Because of the variety of purposes crowded into the doctrine of fair use, it would be is a dull code cracker indeed who could not attach a plausible claim of fair use to almost any work. Want to write a class essay on "Images of the Mafia in American Art?" Surely this commentary entitles you to get The Sopranos by hacking into the encryption that protects HBO. Want to compose "Variations on a Theme of the Grateful Dead"? Then hack your iPod to access the raw code of their music.

Note that such arguments would justify not just hacking by the nerd elite, but mass distribution of code-cracking tools. And, of course, once the tools are available, or the decrypted copies are available, then there is no way of controlling them. And the IP involved has then, for all practical purposes, been seized from all the As who used to own it and redistributed to all the Bs.

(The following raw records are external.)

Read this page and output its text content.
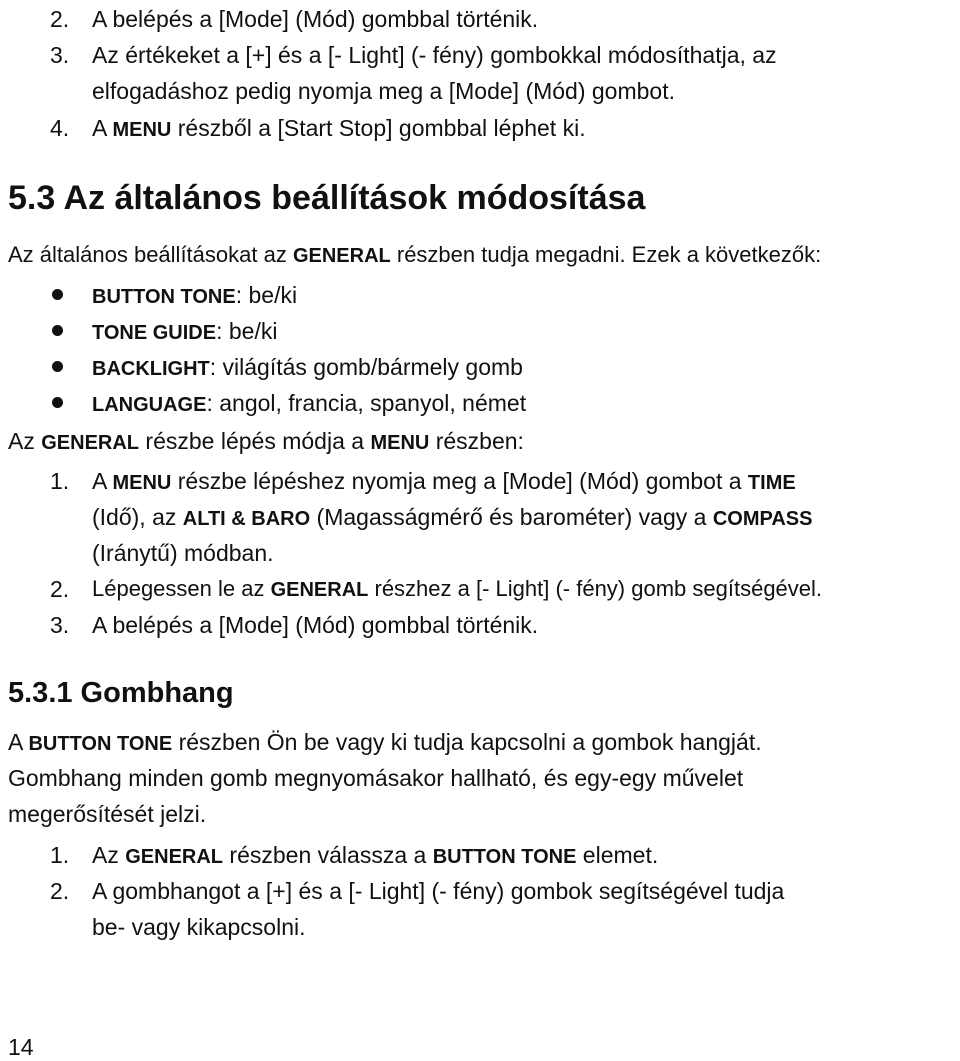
2. A belépés a [Mode] (Mód) gombbal történik.
3. Az értékeket a [+] és a [- Light] (- fény) gombokkal módosíthatja, az
elfogadáshoz pedig nyomja meg a [Mode] (Mód) gombot.
4. A MENU részből a [Start Stop] gombbal léphet ki.
5.3 Az általános beállítások módosítása
Az általános beállításokat az GENERAL részben tudja megadni. Ezek a következők:
BUTTON TONE: be/ki
TONE GUIDE: be/ki
BACKLIGHT: világítás gomb/bármely gomb
LANGUAGE: angol, francia, spanyol, német
Az GENERAL részbe lépés módja a MENU részben:
1. A MENU részbe lépéshez nyomja meg a [Mode] (Mód) gombot a TIME
(Idő), az ALTI & BARO (Magasságmérő és barométer) vagy a COMPASS
(Iránytű) módban.
2. Lépegessen le az GENERAL részhez a [- Light] (- fény) gomb segítségével.
3. A belépés a [Mode] (Mód) gombbal történik.
5.3.1 Gombhang
A BUTTON TONE részben Ön be vagy ki tudja kapcsolni a gombok hangját.
Gombhang minden gomb megnyomásakor hallható, és egy-egy művelet
megerősítését jelzi.
1. Az GENERAL részben válassza a BUTTON TONE elemet.
2. A gombhangot a [+] és a [- Light] (- fény) gombok segítségével tudja
be- vagy kikapcsolni.
14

No one, including the backers of H.R. 1201, is so dumb as not to know that this would be the effect. Their precise goal is to abolish IP rights in favor of some mystical commune wherein all IP is free as the air and creators are compensated by government. Like the New Haven Redevelopment Authority, they have a grandiose plan.

Current fair use doctrines were invented in a different technological age. They need to be rethought to fit contemporary circumstances, and this is indeed happening in the marketplace. Consumers are making known that they want some ability to copy CDs, for example, and the TPM people are setting up systems that allow it, to a limited extent.

Other new divisions of property rights between creators and consumers are being negotiated out through marketplace experimentation. The last thing needed is a heavy-handed legislature deciding that it can decree how this complex territory should be redeveloped, and then trampling over both property rights and market processes.

Ms. Kelo lost in the Supreme Court, but Congress need not replicate the error.


* James V. DeLong is Senior Fellow and Director of the Center for the Study of Digital Property at The Progress & Freedom Foundation. The views expressed are his own.